Zu hohe Erwartungen bei Wirbelsäulen-Berufskrankheiten


Autor/in:

k. A.


Herausgeber/in:

Bundesarbeitsgemeinschaft für Rehabilitation e.V. (BAR)


Quelle:

Reha-Info, 1994, Nummer 5, Seite 13, Frankfurt am Main: Eigenverlag


Jahr:

1994



Abstract:


Rund 26.000 Anzeigen auf Verdacht einer Wirbelsäulen-Berufskrankheit gingen 1993 bei den gewerblichen Berufsgenossenschaften ein, 6. 200 Fälle wurden abschließend bearbeitet. In nur etwa 60 von 6. 200 abschließend bearbeiteten Fällen konnte 1993 eine berufliche Verursachung der Erkrankung festgestellt werden. 'Der Grund für dieses Auseinanderklaffen liegt in den zu hohen Erwartungen, die mit der Aufnahme der Wirbelsäulenerkrankungen in die Berufskrankheiten-Liste in der Bevölkerung geweckt wurden', erklärt Klaus Hinne, Vorstandsvorsitzender des Hauptverbandes der gewerblichen Berufsgenossenschaften.

Die Berufsgenossenschaften können eine Wirbelsäulen-Erkrankung nur dann als Berufskrankheit anerkennen, wenn sie durch das Heben schwerer Lasten (Mindestens zwischen 10 und 25 Kilogramm) oder durch Tätigkeiten in extreme Rumpfbeugehaltung über mehr als zehn Jahre entstanden sind. Diesen starken Gefährdungen waren und sind insgesamt nur sehr wenige Arbeitnehmer ausgesetzt. 'Alle sitzenden Tätigkeiten beispielsweise an Büroarbeitsplätzen scheiden als Ursache für die Wirbelsäulen-Berufskrankheiten aus', stellte Hinne klar.

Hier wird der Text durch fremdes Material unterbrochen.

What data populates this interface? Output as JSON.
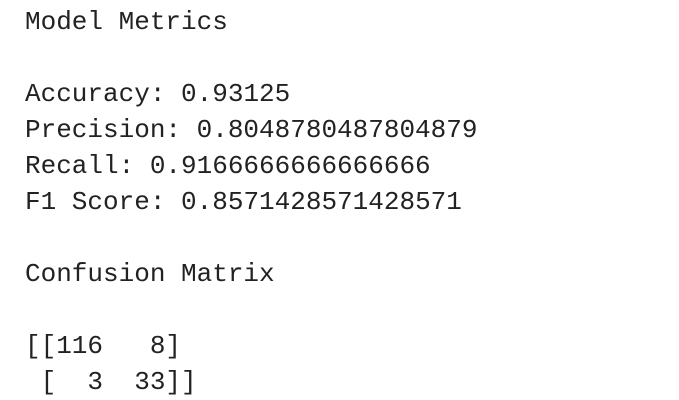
{
  "heading": "Model Metrics",
  "metrics": [
    {
      "label": "Accuracy:",
      "value": 0.93125
    },
    {
      "label": "Precision:",
      "value": 0.8048780487804879
    },
    {
      "label": "Recall:",
      "value": 0.9166666666666666
    },
    {
      "label": "F1 Score:",
      "value": 0.8571428571428571
    }
  ],
  "confusion": {
    "heading": "Confusion Matrix",
    "lines": [
      "[[116   8]",
      " [  3  33]]"
    ]
  }
}
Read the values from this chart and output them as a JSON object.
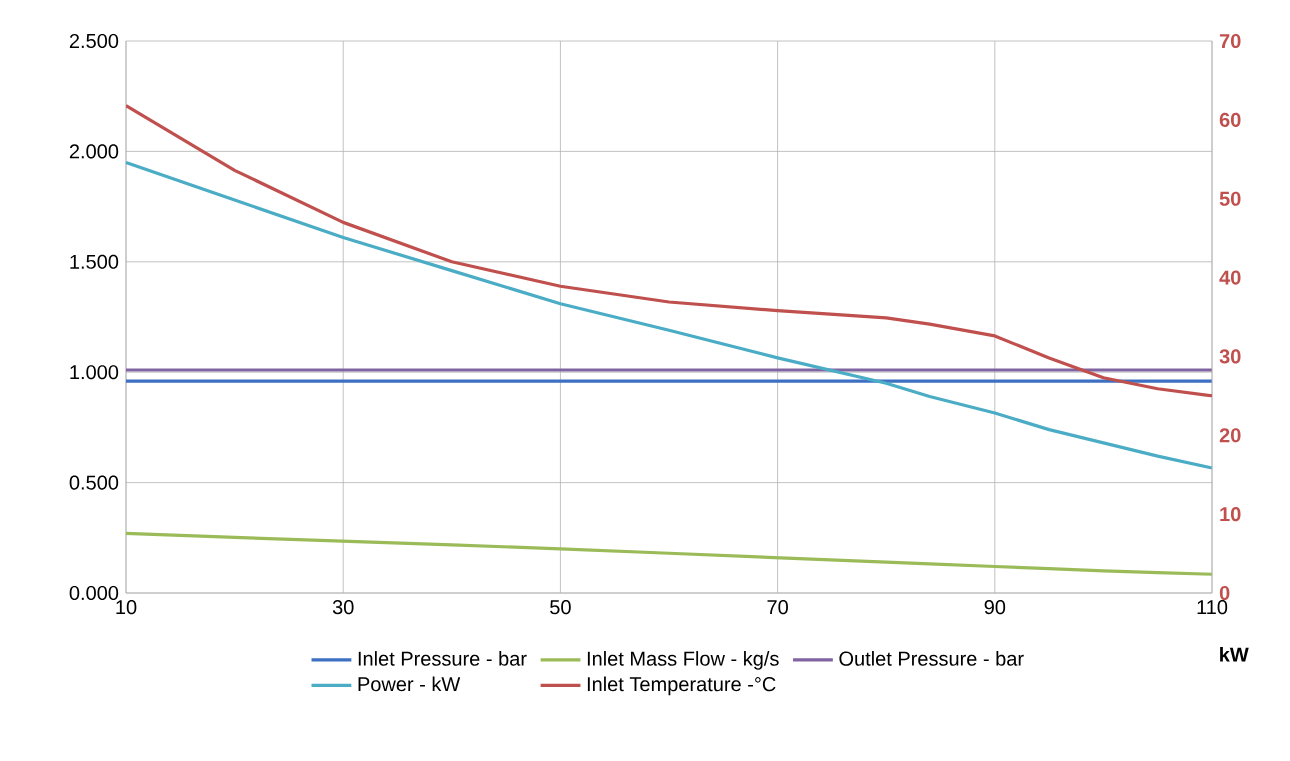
{
  "chart_data": {
    "type": "line",
    "xlabel": "kW",
    "x": [
      10,
      20,
      30,
      40,
      50,
      60,
      70,
      80,
      84,
      90,
      95,
      100,
      105,
      110
    ],
    "xlim": [
      10,
      110
    ],
    "xticks": [
      10,
      30,
      50,
      70,
      90,
      110
    ],
    "ylim": [
      0,
      2.5
    ],
    "yticks": [
      {
        "value": 0,
        "label": "0.000"
      },
      {
        "value": 0.5,
        "label": "0.500"
      },
      {
        "value": 1,
        "label": "1.000"
      },
      {
        "value": 1.5,
        "label": "1.500"
      },
      {
        "value": 2,
        "label": "2.000"
      },
      {
        "value": 2.5,
        "label": "2.500"
      }
    ],
    "y2lim": [
      0,
      70
    ],
    "y2ticks": [
      0,
      10,
      20,
      30,
      40,
      50,
      60,
      70
    ],
    "grid": true,
    "legend": "bottom",
    "series": [
      {
        "name": "Inlet Pressure - bar",
        "color": "#3d6fc2",
        "values": [
          0.96,
          0.96,
          0.96,
          0.96,
          0.96,
          0.96,
          0.96,
          0.96,
          0.96,
          0.96,
          0.96,
          0.96,
          0.96,
          0.96
        ]
      },
      {
        "name": "Inlet Mass Flow - kg/s",
        "color": "#9bbb59",
        "values": [
          0.27,
          0.252,
          0.235,
          0.218,
          0.2,
          0.18,
          0.16,
          0.14,
          0.132,
          0.12,
          0.11,
          0.1,
          0.092,
          0.085
        ]
      },
      {
        "name": "Outlet Pressure - bar",
        "color": "#8064a2",
        "values": [
          1.01,
          1.01,
          1.01,
          1.01,
          1.01,
          1.01,
          1.01,
          1.01,
          1.01,
          1.01,
          1.01,
          1.01,
          1.01,
          1.01
        ]
      },
      {
        "name": "Power - kW",
        "color": "#4bacc6",
        "values": [
          1.95,
          1.78,
          1.61,
          1.46,
          1.31,
          1.19,
          1.065,
          0.95,
          0.89,
          0.815,
          0.74,
          0.68,
          0.62,
          0.566
        ]
      },
      {
        "name": "Inlet Temperature -°C",
        "color": "#c0504d",
        "axis": "y2",
        "values": [
          61.8,
          53.6,
          47.0,
          42.0,
          38.9,
          36.9,
          35.8,
          34.9,
          34.1,
          32.6,
          29.8,
          27.3,
          25.9,
          25.0
        ]
      }
    ]
  }
}
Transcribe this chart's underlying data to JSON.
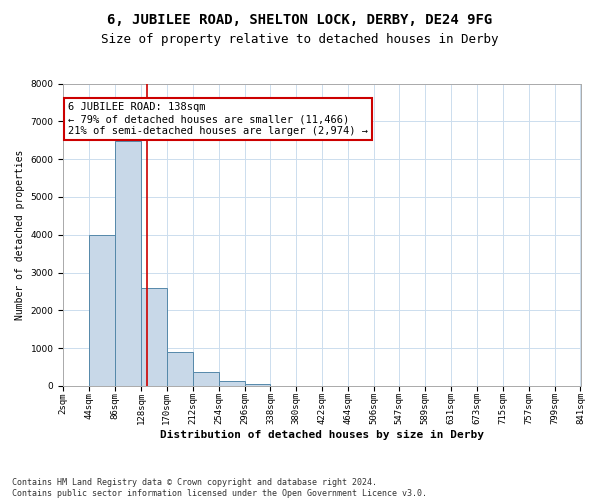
{
  "title_line1": "6, JUBILEE ROAD, SHELTON LOCK, DERBY, DE24 9FG",
  "title_line2": "Size of property relative to detached houses in Derby",
  "xlabel": "Distribution of detached houses by size in Derby",
  "ylabel": "Number of detached properties",
  "footnote": "Contains HM Land Registry data © Crown copyright and database right 2024.\nContains public sector information licensed under the Open Government Licence v3.0.",
  "bar_edges": [
    2,
    44,
    86,
    128,
    170,
    212,
    254,
    296,
    338,
    380,
    422,
    464,
    506,
    547,
    589,
    631,
    673,
    715,
    757,
    799,
    841
  ],
  "bar_heights": [
    0,
    3980,
    6480,
    2600,
    900,
    380,
    120,
    60,
    0,
    0,
    0,
    0,
    0,
    0,
    0,
    0,
    0,
    0,
    0,
    0
  ],
  "bar_color": "#c8d8e8",
  "bar_edge_color": "#5588aa",
  "property_size": 138,
  "vline_color": "#cc0000",
  "annotation_text": "6 JUBILEE ROAD: 138sqm\n← 79% of detached houses are smaller (11,466)\n21% of semi-detached houses are larger (2,974) →",
  "annotation_box_color": "#ffffff",
  "annotation_box_edge": "#cc0000",
  "ylim": [
    0,
    8000
  ],
  "yticks": [
    0,
    1000,
    2000,
    3000,
    4000,
    5000,
    6000,
    7000,
    8000
  ],
  "bg_color": "#ffffff",
  "grid_color": "#ccddee",
  "title1_fontsize": 10,
  "title2_fontsize": 9,
  "xlabel_fontsize": 8,
  "ylabel_fontsize": 7,
  "annot_fontsize": 7.5,
  "tick_fontsize": 6.5
}
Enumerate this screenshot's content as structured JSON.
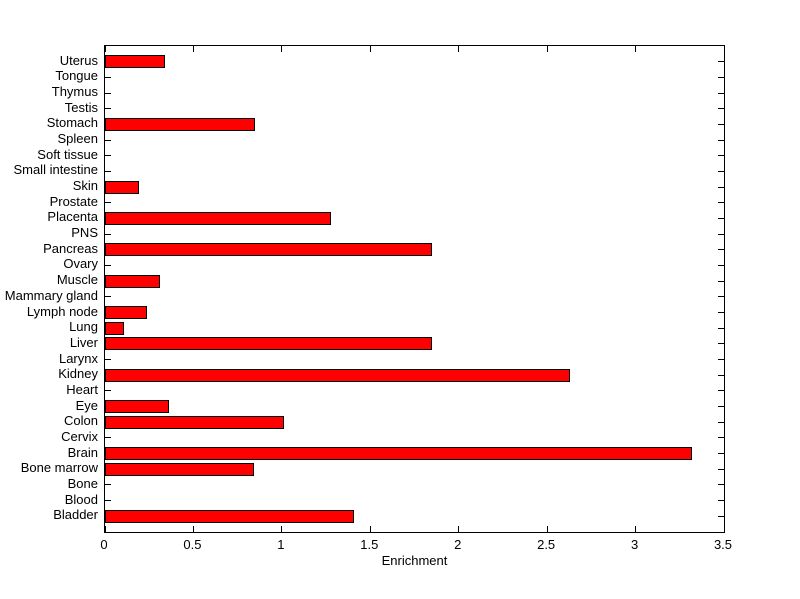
{
  "chart_data": {
    "type": "bar",
    "orientation": "horizontal",
    "title": "",
    "xlabel": "Enrichment",
    "ylabel": "",
    "categories": [
      "Uterus",
      "Tongue",
      "Thymus",
      "Testis",
      "Stomach",
      "Spleen",
      "Soft tissue",
      "Small intestine",
      "Skin",
      "Prostate",
      "Placenta",
      "PNS",
      "Pancreas",
      "Ovary",
      "Muscle",
      "Mammary gland",
      "Lymph node",
      "Lung",
      "Liver",
      "Larynx",
      "Kidney",
      "Heart",
      "Eye",
      "Colon",
      "Cervix",
      "Brain",
      "Bone marrow",
      "Bone",
      "Blood",
      "Bladder"
    ],
    "values": [
      0.34,
      0,
      0,
      0,
      0.85,
      0,
      0,
      0,
      0.19,
      0,
      1.28,
      0,
      1.85,
      0,
      0.31,
      0,
      0.24,
      0.11,
      1.85,
      0,
      2.63,
      0,
      0.36,
      1.01,
      0,
      3.32,
      0.84,
      0,
      0,
      1.41
    ],
    "xlim": [
      0,
      3.5
    ],
    "xticks": [
      0,
      0.5,
      1,
      1.5,
      2,
      2.5,
      3,
      3.5
    ],
    "xtick_labels": [
      "0",
      "0.5",
      "1",
      "1.5",
      "2",
      "2.5",
      "3",
      "3.5"
    ],
    "grid": false,
    "legend": "none",
    "bar_color": "#FF0000",
    "bar_edge_color": "#000000",
    "axis_color": "#000000",
    "background_color": "#FFFFFF"
  }
}
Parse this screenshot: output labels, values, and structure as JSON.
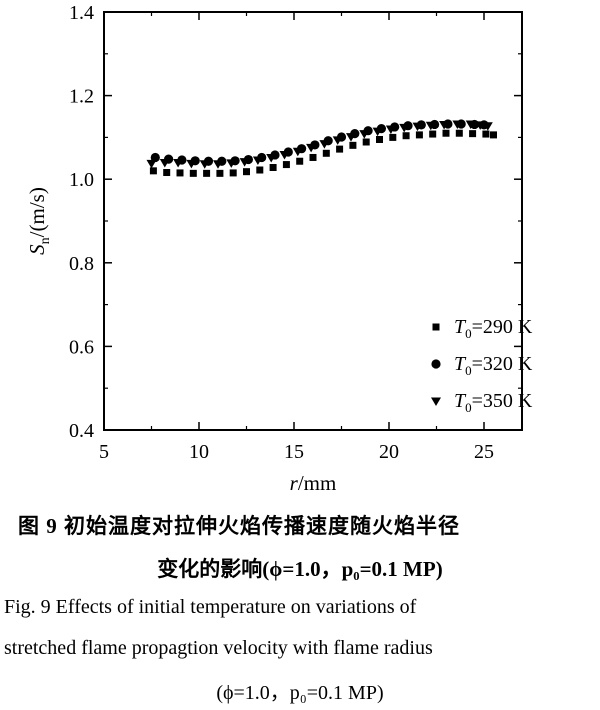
{
  "chart_data": {
    "type": "scatter",
    "xlabel_var": "r",
    "xlabel_unit": "/mm",
    "ylabel_var": "S",
    "ylabel_sub": "n",
    "ylabel_unit": "/(m/s)",
    "xlim": [
      5,
      27
    ],
    "ylim": [
      0.4,
      1.4
    ],
    "xticks": [
      "5",
      "10",
      "15",
      "20",
      "25"
    ],
    "yticks": [
      "0.4",
      "0.6",
      "0.8",
      "1.0",
      "1.2",
      "1.4"
    ],
    "grid": false,
    "legend_position": "bottom-right",
    "series": [
      {
        "name": "T0=290 K",
        "legend_var": "T",
        "legend_sub": "0",
        "legend_value": "=290 K",
        "marker": "square",
        "x": [
          7.6,
          8.3,
          9.0,
          9.7,
          10.4,
          11.1,
          11.8,
          12.5,
          13.2,
          13.9,
          14.6,
          15.3,
          16.0,
          16.7,
          17.4,
          18.1,
          18.8,
          19.5,
          20.2,
          20.9,
          21.6,
          22.3,
          23.0,
          23.7,
          24.4,
          25.1,
          25.5
        ],
        "y": [
          1.02,
          1.016,
          1.015,
          1.014,
          1.014,
          1.014,
          1.015,
          1.018,
          1.022,
          1.028,
          1.035,
          1.043,
          1.052,
          1.062,
          1.072,
          1.081,
          1.089,
          1.095,
          1.1,
          1.104,
          1.106,
          1.108,
          1.11,
          1.11,
          1.109,
          1.108,
          1.106
        ]
      },
      {
        "name": "T0=320 K",
        "legend_var": "T",
        "legend_sub": "0",
        "legend_value": "=320 K",
        "marker": "circle",
        "x": [
          7.7,
          8.4,
          9.1,
          9.8,
          10.5,
          11.2,
          11.9,
          12.6,
          13.3,
          14.0,
          14.7,
          15.4,
          16.1,
          16.8,
          17.5,
          18.2,
          18.9,
          19.6,
          20.3,
          21.0,
          21.7,
          22.4,
          23.1,
          23.8,
          24.5,
          25.0
        ],
        "y": [
          1.052,
          1.048,
          1.046,
          1.044,
          1.043,
          1.043,
          1.044,
          1.047,
          1.052,
          1.058,
          1.065,
          1.073,
          1.082,
          1.092,
          1.101,
          1.109,
          1.116,
          1.121,
          1.125,
          1.128,
          1.13,
          1.131,
          1.132,
          1.132,
          1.131,
          1.13
        ]
      },
      {
        "name": "T0=350 K",
        "legend_var": "T",
        "legend_sub": "0",
        "legend_value": "=350 K",
        "marker": "triangle-down",
        "x": [
          7.5,
          8.2,
          8.9,
          9.6,
          10.3,
          11.0,
          11.7,
          12.4,
          13.1,
          13.8,
          14.5,
          15.2,
          15.9,
          16.6,
          17.3,
          18.0,
          18.7,
          19.4,
          20.1,
          20.8,
          21.5,
          22.2,
          22.9,
          23.6,
          24.3,
          24.8,
          25.2
        ],
        "y": [
          1.038,
          1.04,
          1.04,
          1.038,
          1.037,
          1.037,
          1.039,
          1.042,
          1.046,
          1.052,
          1.059,
          1.067,
          1.076,
          1.085,
          1.094,
          1.102,
          1.109,
          1.115,
          1.12,
          1.124,
          1.127,
          1.129,
          1.131,
          1.132,
          1.132,
          1.13,
          1.128
        ]
      }
    ]
  },
  "caption": {
    "cn_line1": "图 9   初始温度对拉伸火焰传播速度随火焰半径",
    "cn_line2": "变化的影响(ϕ=1.0，p₀=0.1 MP)",
    "en_line1": "Fig. 9   Effects of initial temperature on variations of",
    "en_line2": "stretched flame propagtion velocity with flame radius",
    "en_line3": "(ϕ=1.0，p₀=0.1 MP)"
  }
}
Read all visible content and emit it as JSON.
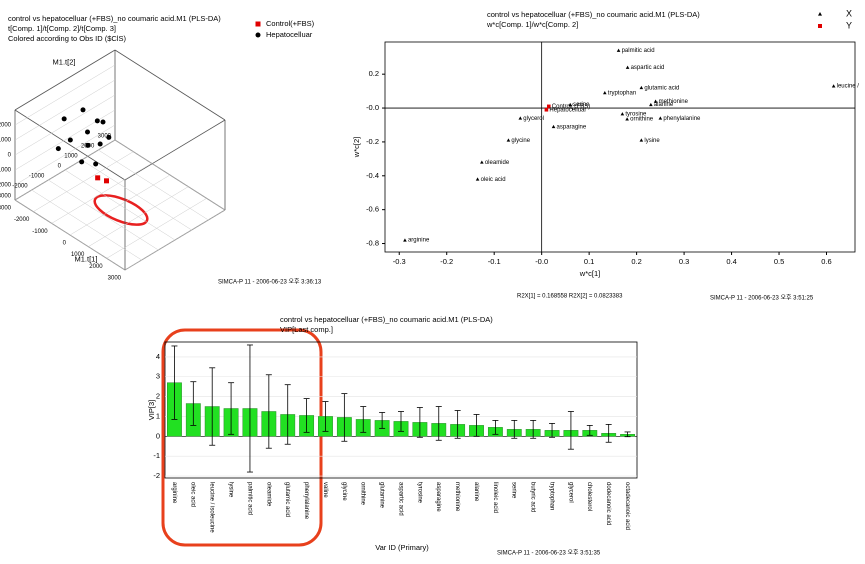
{
  "chart_data": [
    {
      "type": "scatter3d",
      "title": "control vs hepatocelluar (+FBS)_no coumaric acid.M1 (PLS-DA)",
      "subtitle": "t[Comp. 1]/t[Comp. 2]/t[Comp. 3]",
      "note": "Colored according to Obs ID ($ClS)",
      "footer": "SIMCA-P 11 - 2006-06-23 오후 3:36:13",
      "xlabel": "M1.t[1]",
      "ylabel": "M1.t[2]",
      "zlabel": "M1.t[3]",
      "xlim": [
        -3000,
        3000
      ],
      "ylim": [
        -3000,
        3000
      ],
      "zlim": [
        -3000,
        3000
      ],
      "xticks": [
        -3000,
        -2000,
        -1000,
        0,
        1000,
        2000,
        3000
      ],
      "yticks": [
        -3000,
        -2000,
        -1000,
        0,
        1000,
        2000,
        3000
      ],
      "zticks": [
        -2000,
        -1000,
        0,
        1000,
        2000
      ],
      "series": [
        {
          "name": "Control(+FBS)",
          "color": "#e00000",
          "marker": "square",
          "x": [
            -400,
            -100
          ],
          "y": [
            -900,
            -700
          ],
          "z": [
            -900,
            -1000
          ]
        },
        {
          "name": "Hepatocelluar",
          "color": "#000000",
          "marker": "circle",
          "x": [
            -2500,
            -2200,
            -1800,
            -1500,
            -1200,
            -2000,
            -900,
            -1600,
            -600,
            -1000,
            -700,
            -1300
          ],
          "y": [
            -600,
            200,
            -1000,
            -300,
            300,
            -1500,
            -200,
            400,
            -800,
            -1200,
            100,
            -500
          ],
          "z": [
            1200,
            1500,
            600,
            900,
            1400,
            200,
            500,
            1100,
            -200,
            -100,
            900,
            300
          ]
        }
      ]
    },
    {
      "type": "scatter",
      "title": "control vs hepatocelluar (+FBS)_no coumaric acid.M1 (PLS-DA)",
      "subtitle": "w*c[Comp. 1]/w*c[Comp. 2]",
      "xlabel": "w*c[1]",
      "ylabel": "w*c[2]",
      "stats": "R2X[1] = 0.168558      R2X[2] = 0.0823383",
      "footer": "SIMCA-P 11 - 2006-06-23 오후 3:51:25",
      "xlim": [
        -0.33,
        0.66
      ],
      "ylim": [
        -0.85,
        0.39
      ],
      "xticks": [
        -0.3,
        -0.2,
        -0.1,
        {
          "value": 0,
          "label": "-0.0"
        },
        0.1,
        0.2,
        0.3,
        0.4,
        0.5,
        0.6
      ],
      "yticks": [
        -0.8,
        -0.6,
        -0.4,
        -0.2,
        {
          "value": 0,
          "label": "-0.0"
        },
        0.2
      ],
      "series": [
        {
          "name": "X",
          "color": "#000000",
          "marker": "triangle",
          "labels": [
            "palmitic acid",
            "aspartic acid",
            "glutamic acid",
            "tryptophan",
            "leucine /",
            "methionine",
            "alanine",
            "tyrosine",
            "ornithine",
            "phenylalanine",
            "lysine",
            "glycine",
            "oleamide",
            "oleic acid",
            "arginine",
            "asparagine",
            "serine",
            "glycerol"
          ],
          "x": [
            0.162,
            0.181,
            0.21,
            0.133,
            0.615,
            0.24,
            0.23,
            0.17,
            0.18,
            0.25,
            0.21,
            -0.07,
            -0.126,
            -0.135,
            -0.288,
            0.025,
            0.06,
            -0.045
          ],
          "y": [
            0.34,
            0.24,
            0.12,
            0.09,
            0.13,
            0.04,
            0.02,
            -0.035,
            -0.065,
            -0.06,
            -0.19,
            -0.19,
            -0.32,
            -0.42,
            -0.78,
            -0.11,
            0.02,
            -0.06
          ]
        },
        {
          "name": "Y",
          "color": "#e00000",
          "marker": "square",
          "labels": [
            "Control(+FBS)",
            "Hepatocelluar"
          ],
          "x": [
            0.015,
            0.01
          ],
          "y": [
            0.01,
            -0.01
          ]
        }
      ]
    },
    {
      "type": "bar",
      "title": "control vs hepatocelluar (+FBS)_no coumaric acid.M1 (PLS-DA)",
      "subtitle": "VIP[Last comp.]",
      "ylabel": "VIP[3]",
      "xlabel": "Var ID (Primary)",
      "footer": "SIMCA-P 11 - 2006-06-23 오후 3:51:35",
      "color": "#22e022",
      "ylim": [
        -2.1,
        4.75
      ],
      "yticks": [
        -2,
        -1,
        0,
        1,
        2,
        3,
        4
      ],
      "categories": [
        "arginine",
        "oleic acid",
        "leucine / isoleucine",
        "lysine",
        "palmitic acid",
        "oleamide",
        "glutamic acid",
        "phenylalanine",
        "valine",
        "glycine",
        "ornithine",
        "glutamine",
        "aspartic acid",
        "tyrosine",
        "asparagine",
        "methionine",
        "alanine",
        "linoleic acid",
        "serine",
        "butyric acid",
        "tryptophan",
        "glycerol",
        "cholesterol",
        "dodecanoic acid",
        "octadecanoic acid"
      ],
      "values": [
        2.7,
        1.65,
        1.5,
        1.4,
        1.4,
        1.25,
        1.1,
        1.05,
        1.0,
        0.95,
        0.85,
        0.8,
        0.75,
        0.7,
        0.65,
        0.6,
        0.55,
        0.45,
        0.35,
        0.35,
        0.3,
        0.3,
        0.3,
        0.15,
        0.1
      ],
      "errors": [
        1.85,
        1.1,
        1.95,
        1.3,
        3.2,
        1.85,
        1.5,
        0.85,
        0.75,
        1.2,
        0.65,
        0.4,
        0.5,
        0.75,
        0.85,
        0.7,
        0.55,
        0.35,
        0.45,
        0.45,
        0.35,
        0.95,
        0.25,
        0.45,
        0.12
      ]
    }
  ]
}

Betroffene Berufsgruppen können unter anderem sein: Transportarbeiter, Maurer, Krankenpflegepersonal, Arbeiter unter Tage und Fleischträger. Ebenfalls anerkannt werden können bandscheibenbedingte Erkrankungen der Lendenwirbelsäule, die durch langjährige Einwirkung von Ganzkörperschwingungen verursacht wurden. In Frage kommen hier vorwiegend Fahrer von Erdbaumaschinen und Baustellen-Lkw. Weitere Voraussetzung einer Anerkennung als Berufskrankheit: Die Erkrankung hat nach dem 1. April 1988 (Stichtag) zur Aufgabe der schädigenden Tätigkeit geführt.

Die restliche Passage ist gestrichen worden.